Die Ausgaben des «Schweizer Monats» werden jeweils von einem eingeladenen Gast beurteilt. Diesmal von dem Journalisten Philipp Albrecht.

Blattkritik: Philipp Albrecht über die März-Ausgabe des «Schweizer Monats»
Philipp Albrecht, zvg.

Gesamtbild

Der «Schweizer Monat» ist ein anspruchsvolles, textfokussiertes Magazin mit einem starken wirtschaftsliberalen Hintergrund. Man nimmt den höchst respektvollen Umgang mit dem historischen Erbe – bald ist 100-Jahr-Jubiläum! – vor allem bei den Inhalten wahr.

Im Visuellen und Haptischen sollte man sich aber etwas von diesem Bewusstsein lösen: Eine frischere und verspieltere Gangart bei der Gestaltung, bei der Bild- und Papierwahl wäre wünschenswert. Hat nicht jeder wertvolle Inhalt eine edle Verpackung verdient? Ich meine, ein 22-Franken-Magazin muss luxuriöser daherkommen: mit dickerem Umschlag, mit geschmeidigerem Papier, mit einem glänzenderen Logo.

Das Thema der Ausgabe – Filz – ist akut aktuell. Allgemein zeigt die Redaktion bei der Themenwahl eine gute Nase (künstliche Intelligenz, Blockchain, Medienhypes). Die Dualität Dossier / Schwerpunkt dagegen wirkt auf mich etwas veraltet.

Layout

Die Gestaltung ist ruhig, unaufgeregt und pragmatisch. Das Inhaltsverzeichnis sticht positiv heraus, weil doppelseitig und mit vielen Bildern. Hier werden auch Autoren gezeigt, die hinten im Heft bei den entsprechenden Texten aber leider fehlen.

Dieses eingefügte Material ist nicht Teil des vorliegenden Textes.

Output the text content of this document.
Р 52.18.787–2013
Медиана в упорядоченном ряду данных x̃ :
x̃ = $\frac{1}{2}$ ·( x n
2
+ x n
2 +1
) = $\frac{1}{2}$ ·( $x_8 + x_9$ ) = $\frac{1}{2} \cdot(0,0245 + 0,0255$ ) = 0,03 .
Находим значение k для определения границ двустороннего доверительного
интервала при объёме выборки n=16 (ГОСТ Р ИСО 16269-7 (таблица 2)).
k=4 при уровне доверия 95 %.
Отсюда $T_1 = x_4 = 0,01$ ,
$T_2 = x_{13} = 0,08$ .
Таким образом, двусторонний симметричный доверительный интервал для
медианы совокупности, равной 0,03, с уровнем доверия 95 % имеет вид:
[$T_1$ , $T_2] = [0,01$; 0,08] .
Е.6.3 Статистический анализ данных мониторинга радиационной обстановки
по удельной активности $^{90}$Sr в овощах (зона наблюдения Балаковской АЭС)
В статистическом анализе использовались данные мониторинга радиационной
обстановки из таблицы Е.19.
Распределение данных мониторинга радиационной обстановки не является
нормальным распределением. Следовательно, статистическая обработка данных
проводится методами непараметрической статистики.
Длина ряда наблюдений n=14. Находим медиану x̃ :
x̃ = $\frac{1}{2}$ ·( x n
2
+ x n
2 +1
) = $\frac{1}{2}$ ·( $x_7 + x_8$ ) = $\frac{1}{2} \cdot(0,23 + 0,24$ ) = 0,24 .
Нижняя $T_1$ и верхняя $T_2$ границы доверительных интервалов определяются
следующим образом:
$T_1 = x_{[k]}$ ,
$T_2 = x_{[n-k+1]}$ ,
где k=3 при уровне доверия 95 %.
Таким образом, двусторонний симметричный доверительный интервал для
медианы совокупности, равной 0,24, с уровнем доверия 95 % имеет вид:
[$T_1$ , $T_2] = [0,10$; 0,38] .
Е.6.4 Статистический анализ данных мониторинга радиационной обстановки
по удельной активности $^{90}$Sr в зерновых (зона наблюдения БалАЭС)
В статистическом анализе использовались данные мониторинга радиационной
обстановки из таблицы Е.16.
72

Gebrochen wird das zweispaltige Layout nur in der Kurzgeschichte von T.C. Boyle. Mit einer verspielteren Spaltengestaltung jedoch könnte man flexibler mit kleinen grafischen Elementen arbeiten – oder mit Bildern. Leider sind mehrere Texte gänzlich bildfrei. Und wenn es eines hat, ist es meist schwarzweiss. Dabei können simple Illustrationen oft viel bewirken. Es müssen nicht immer Fotografien oder Symbolbilder sein.

Handwerk

Der «Schweizer Monat» ist ein hochprofessionelles Produkt. Die eigenen Texte der kleinen Redaktion sind qualitativ top und fügen sich perfekt in die Autorentexte-Landschaft ein. Als Journalist (aber auch als neutraler Leser) sind mir dennoch ein paar Details aufgefallen:

  • Auf dem Cover braucht das Bild zwingend eine Legende. Nur den Namen der Person unten zu fetten, reicht nicht.
  • Im Editorial und im Inhaltsverzeichnis wird von der «Titelstory» bzw. «Titelgeschichte» gesprochen, obwohl es sich um ein Interview handelt und nicht um einen Lauftext.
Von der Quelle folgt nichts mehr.